Riga’ya 186 kilometre mesafede yer alan Tartu, 100 Bin kişilik nüfusuyla Estonya’nın en kalabalık 2. şehridir. Gezilecek yerleri ve dünyada eğitim kalitesi olarak öncü üniversitelerinden birine sahip olan şehir; genç nüfusu ve görülecek yerleriyle Baltık Devletleri’nin önemli destinasyonlarından biridir. Bu yazımda “İyi düşüncelerin şehri” sloganına sahip Tartu’da gezilecek yerleri bulabilirsiniz.
Giriş
Tartu, Kiev Büyük Knezi I. Yaroslav tarafından 1030 yılında kurulmuş. Yazının ilerleyen bölümlerinde bahsedeceğim Toome Tepesi‘nde bulunan ahşap kalenin yıkılarak, onun yerine yeni bir kale yapılmasının ardından ise Kuzey Avrupa’nın önemli şehirlerinden biri haline gelmiş.
1280’de Hansa Birliği’ne katılarak ekonomik olarak güçlenmesi, bu küçük şehrin büyümesine ve çevre ülkelerin dikkatini çekmesine sebep olmuş. 1500’lerden itibaren çok sayıda saldırıya maruz kalarak, kademeli olarak yıkılmaya başlamış. Neredeyse her 50 yılda başka bir ülkenin (İsveç, Polonya, Rus, Estonya) egemenliği altında girmiş. Kuzey Avrupa’nın en büyük savaşlarında yer almasına (Livonya Savaşı, Büyük Kuzey Savaşı), ilerleyen yıllarda yaşanan büyük yangınlar da eklenince, 18. yüzyılda Orta Çağ görünümünü kaybetmiş.

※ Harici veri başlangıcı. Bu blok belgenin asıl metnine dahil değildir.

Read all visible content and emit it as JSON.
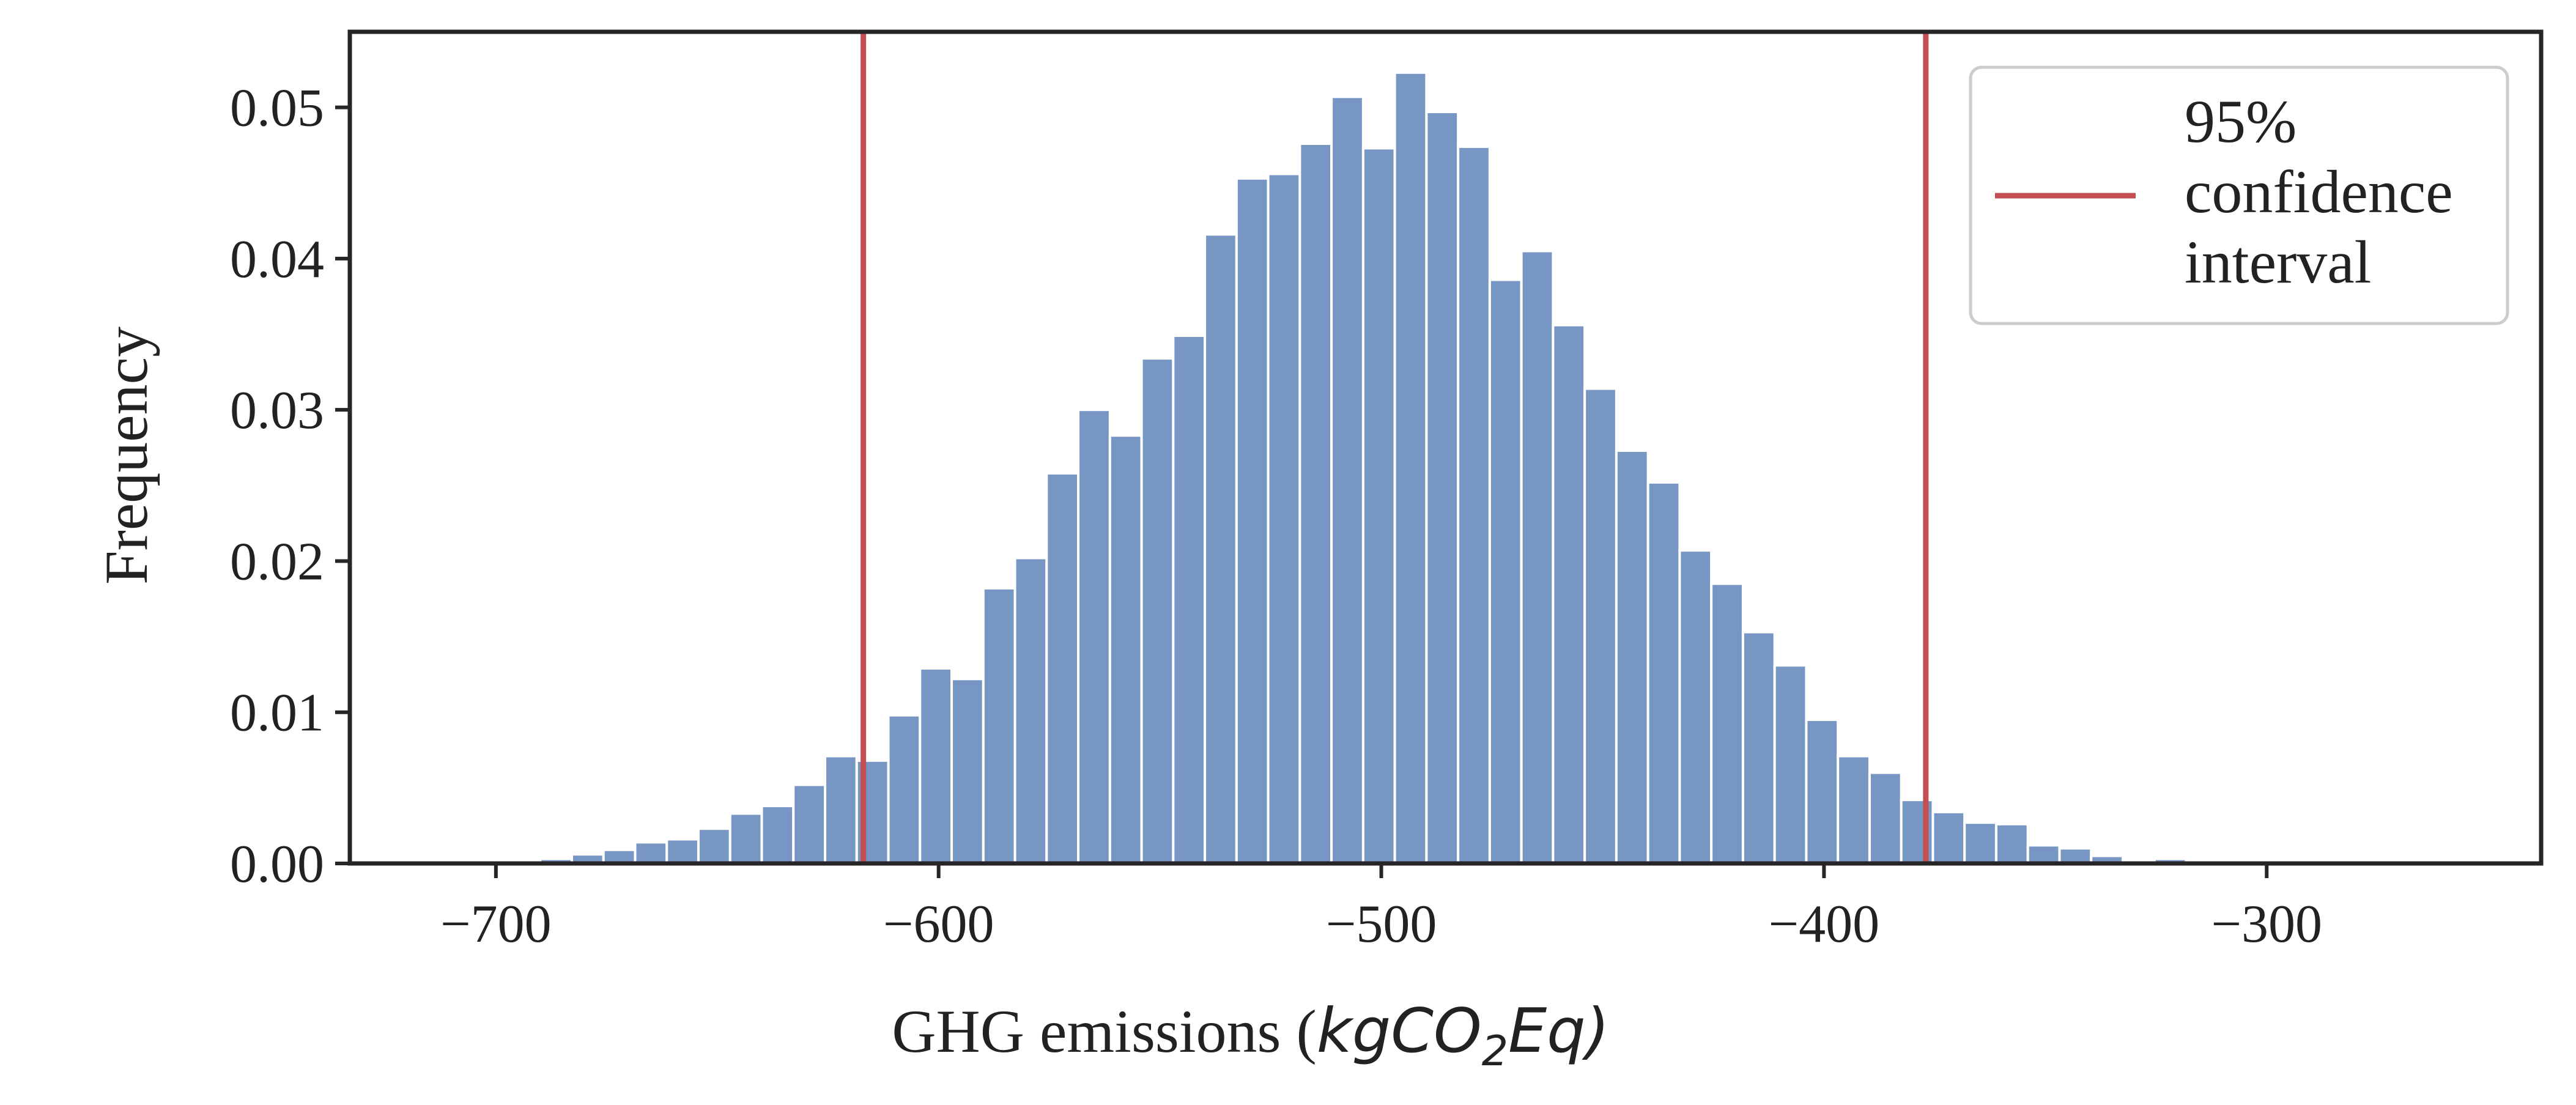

1800’ler Tartu için bir dönüm noktası olmuş. Üniversitesi yeniden açılmış, şehirdeki pek çok bina restore edilmiş ve yeni binalar yapılmış. Adeta çehresi değişen şehir, 1900’lerde tekrar geriye giderek, 2 Büyük Dünya Savaşı ve devamında Sovyetler Birliği’nin bir parçası olmasından dolayı hızlı gelişimini sürdürememiş. 1991 yılında, Estonya’nın bağımsızlığını kazanmasının ardından tekrar o eski parlak günlerine dönerek gelişimine hız katmış, dünyanın en iyi üniversitelerinden birine sahip olmanın gücüyle de her geçen gün daha da gelişmektedir.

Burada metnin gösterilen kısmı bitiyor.